George: Collaboration is essential, I think. Is there anything in your current line that we haven’t already discussed that you’re excited about?

Noah: There’s just one little thing coming up that I think is a very significant change. So if you were here right now, George, you’d see I surround myself with all kinds of objects that inspire us as a team. It could be a microphone from 1920 or it could be a speaker from 1950, whatever. And we’re always looking at these things like, “How did they make this?”

And then I realized there’s actually an answer to the question. The old audio designers worked for very amazing brands. People like RCA, like Sony, like Magnavox, like Philco, were very multidisciplinary. They did automotive stuff, they did furniture stuff. But they actually ran companies that thought a lot about design. So I don’t know if you know about the designer Dieter Rams, he designed all the stuff for Braun. This is the perfect example. Dieter Rams designed for Braun because they had the technology, he had the pulse of modern design. Charles and Ray Eames designed products in audio. They also designed the furniture. So what we did was the new products we’re working on now are designed by the famous architects of our time.

So I reached out to people who worked with Philippe Starck. And I’m working with a very amazing architect that I can’t disclose yet, who created an immense product line for us through an architectural lens. And what he did was so amazing that I almost can’t do it. What we created in a few months is more than I could ever achieve in my whole life. He designed more things than I could ever do.

And then from a home architectural side we brought a young design firm in to really help us reimagine the materials we’re using. And so I can tell you a little glimpse of this is we’re going to go back to those times when, instead of us trying to guess what the architects and designers need, we are going to a time where we’re going to collaborate with the modern architects and designers of our time, let them lead the story, let them understand the technology and let them tell the story.

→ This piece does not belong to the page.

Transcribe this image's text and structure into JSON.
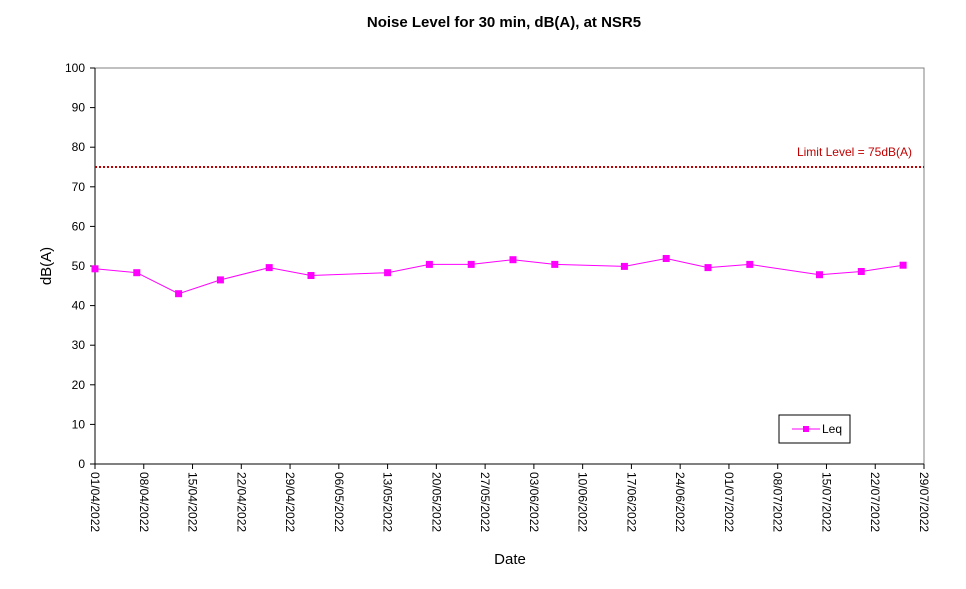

So we created look books for them, we created look books with them, we created sample guides. There are new color palettes. So you’re going to see color is on our horizon. Our factory right now, three years ago we’d maybe have three, four or five different wood things going through and they were mostly speakers. Now we probably have 50 sometimes in a week, of people choosing custom colors, custom wood choices, custom finishes, new materials, metal, all these things. But embracing them and then embracing that in order for us all to move together we all have to work together more closely and less as silos. And again, same deal. I’m not changing my ways. I’m going to collaborate, I’m going to learn ’cause I love when I’m in that environment where I’m learning from them.

George: That’s got to be very exciting for the architects and designers, to be able to have that new palette for the technology.

Noah: I mean, I can’t wait to show you these things. And they’ll come out this year at CEDIA Expo in Denver, you’ll see the first iterations. And especially the women architects that we worked with, I just don’t think there was a lot of female voice in technology design — which is actually a problem. It just is a way underrepresented part of our category. You go to shows, and I go to a trade show and I see it’s mostly male-dominated, but when I go to a design show, an architectural design show in New York City, it’s totally not. And they’re actually leading the interiors conversation.

That’s what we say when we are seeking balance by design. We want to balance all these things. You can have all the great sound and all the great design at once, and we don’t have to compromise those things.